Images I've found that match the type of railbender I have:
http://www.silverstatetrains.com/CO..._p_45.html
http://www.ebay.com/itm/RAIL-BENDER...0508424250
http://bigboyztrainz.com/wp-content...Bender.jpg


----------



## Totalwrecker (Feb 26, 2009)

Robbie, of RLD Hobbies, an advertiser here, also makes a railbender and may be of help. 
I'd get in touch with him. 

Have you tried the stuff they use to move large furniture ... sliders? 

John


----------



## Greg Elmassian (Jan 3, 2008)

Why don't you contact Silver State Trains directly since they sell them? Your first link is to their web site. 

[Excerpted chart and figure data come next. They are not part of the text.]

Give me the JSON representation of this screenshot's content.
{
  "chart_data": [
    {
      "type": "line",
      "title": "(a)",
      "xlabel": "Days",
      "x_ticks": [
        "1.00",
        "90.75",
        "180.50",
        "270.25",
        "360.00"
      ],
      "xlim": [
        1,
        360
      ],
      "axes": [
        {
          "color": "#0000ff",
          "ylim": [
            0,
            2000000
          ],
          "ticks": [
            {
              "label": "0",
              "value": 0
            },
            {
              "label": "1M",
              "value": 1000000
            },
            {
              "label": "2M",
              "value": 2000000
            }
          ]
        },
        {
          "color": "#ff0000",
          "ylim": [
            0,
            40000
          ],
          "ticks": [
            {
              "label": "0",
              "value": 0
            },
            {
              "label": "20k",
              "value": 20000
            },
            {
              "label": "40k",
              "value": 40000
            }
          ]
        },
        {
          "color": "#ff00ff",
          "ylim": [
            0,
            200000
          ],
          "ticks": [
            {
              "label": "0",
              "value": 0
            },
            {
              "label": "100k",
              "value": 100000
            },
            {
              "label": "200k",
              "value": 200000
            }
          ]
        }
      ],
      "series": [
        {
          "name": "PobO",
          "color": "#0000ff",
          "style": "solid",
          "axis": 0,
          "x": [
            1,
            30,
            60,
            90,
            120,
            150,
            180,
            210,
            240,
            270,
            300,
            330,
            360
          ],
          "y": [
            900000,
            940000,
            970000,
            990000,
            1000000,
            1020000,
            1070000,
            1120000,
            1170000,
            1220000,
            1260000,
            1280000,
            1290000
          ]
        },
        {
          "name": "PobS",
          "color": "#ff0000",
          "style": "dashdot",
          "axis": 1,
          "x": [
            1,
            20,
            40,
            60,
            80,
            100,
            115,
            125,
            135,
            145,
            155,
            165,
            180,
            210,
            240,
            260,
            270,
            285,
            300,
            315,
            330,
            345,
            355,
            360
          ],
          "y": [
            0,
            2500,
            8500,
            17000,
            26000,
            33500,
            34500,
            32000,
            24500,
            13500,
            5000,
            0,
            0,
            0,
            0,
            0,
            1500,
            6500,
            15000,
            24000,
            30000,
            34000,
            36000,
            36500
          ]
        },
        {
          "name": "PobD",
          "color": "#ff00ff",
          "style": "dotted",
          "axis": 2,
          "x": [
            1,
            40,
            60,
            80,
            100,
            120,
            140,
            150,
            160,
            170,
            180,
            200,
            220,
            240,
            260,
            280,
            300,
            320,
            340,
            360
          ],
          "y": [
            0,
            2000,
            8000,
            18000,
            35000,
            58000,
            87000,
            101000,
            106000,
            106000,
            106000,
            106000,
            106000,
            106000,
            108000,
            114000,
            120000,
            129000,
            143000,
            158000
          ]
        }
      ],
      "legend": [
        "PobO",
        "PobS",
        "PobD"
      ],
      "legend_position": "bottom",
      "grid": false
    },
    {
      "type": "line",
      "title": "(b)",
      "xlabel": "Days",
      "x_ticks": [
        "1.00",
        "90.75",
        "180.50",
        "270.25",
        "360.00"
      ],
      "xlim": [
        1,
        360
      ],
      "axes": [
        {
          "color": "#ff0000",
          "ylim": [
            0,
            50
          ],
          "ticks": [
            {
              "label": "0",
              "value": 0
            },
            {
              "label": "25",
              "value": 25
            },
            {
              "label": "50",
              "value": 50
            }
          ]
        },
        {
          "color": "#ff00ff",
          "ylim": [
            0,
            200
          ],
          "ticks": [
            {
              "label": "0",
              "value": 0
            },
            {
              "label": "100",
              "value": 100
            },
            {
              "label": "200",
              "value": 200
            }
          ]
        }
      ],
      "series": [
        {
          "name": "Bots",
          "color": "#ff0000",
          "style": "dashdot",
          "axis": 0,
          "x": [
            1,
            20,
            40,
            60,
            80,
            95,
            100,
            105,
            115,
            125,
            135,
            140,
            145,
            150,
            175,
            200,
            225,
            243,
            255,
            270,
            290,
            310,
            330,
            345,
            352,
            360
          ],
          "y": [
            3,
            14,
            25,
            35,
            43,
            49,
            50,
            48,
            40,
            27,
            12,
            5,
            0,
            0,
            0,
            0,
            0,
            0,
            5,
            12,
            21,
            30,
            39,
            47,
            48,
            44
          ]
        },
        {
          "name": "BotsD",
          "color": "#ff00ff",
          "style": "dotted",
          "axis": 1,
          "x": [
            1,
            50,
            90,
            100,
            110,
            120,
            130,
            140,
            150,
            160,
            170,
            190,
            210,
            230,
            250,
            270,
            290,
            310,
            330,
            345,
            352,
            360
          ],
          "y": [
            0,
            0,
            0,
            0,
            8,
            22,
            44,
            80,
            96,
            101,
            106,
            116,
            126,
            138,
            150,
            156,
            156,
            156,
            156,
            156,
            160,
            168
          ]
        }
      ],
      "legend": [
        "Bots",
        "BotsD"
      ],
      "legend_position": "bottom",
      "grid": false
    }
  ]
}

Silver State Trains is an advertiser here... owned by Mark Johnson... call him up, he's a great guy. 

Greg


----------



## Dick Friedman (Aug 19, 2008)

Except for the phrase "Made in USA" I'd bet the one you showed in the picture is a Train-Li. It looks just like the one our club has, and it's Train-Li. You might go to a plastics store (like TAP) and buy some nylon bar of the correct size, or maybe they could recommend a harder and more permanent material. I thought the stuff was Delrin, or something related.


----------



## Greg Elmassian (Jan 3, 2008)

Here is his:









Below is a Train-Li:

(It's clearly different look at the knob, the metal scale, the lack of levels, different screws, etc.).... Again, since you "found" it, and it's on Silver State's site, just contact Mark at Silver State.


----------



## Robby D (Oct 15, 2009)

Its our Rail Bender. We make it.


----------



## Totalwrecker (Feb 26, 2009)

I win! I win! 
Yippee


----------



## SD90WLMT (Feb 16, 2010)

Well - your BIG day John!! 

The Lotto!!!!!!!!!!!!!!!!!


----------



## Greg Elmassian (Jan 3, 2008)

Well, good detective work John! 

There's your answer Brian! 

Greg


----------



## Totalwrecker (Feb 26, 2009)

Ha Ha Dumb luck! 

John


----------



## fyrekop (Sep 20, 2011)

I was looking at the RLD site and saw they were having a sale of these rail benders with a ship date "near the end of Jan" Any idea when they'll be ready to ship?


----------



## Greg Elmassian (Jan 3, 2008)

Fyrekop: Why don't you email Robby or call him directly? 

Greg


----------



## Robby D (Oct 15, 2009)

We have one left in stock.


----------



## NTCGRR (Jan 2, 2008)

John 
You crack me up..LOL


----------



## Greg Elmassian (Jan 3, 2008)

Marty, you crack me up too! 

In fact I crack myself up.


----------



## Dick413 (Jan 7, 2008)

Robby also has the white nylon slider shoes for the bottom of it on his web site. 
dick


----------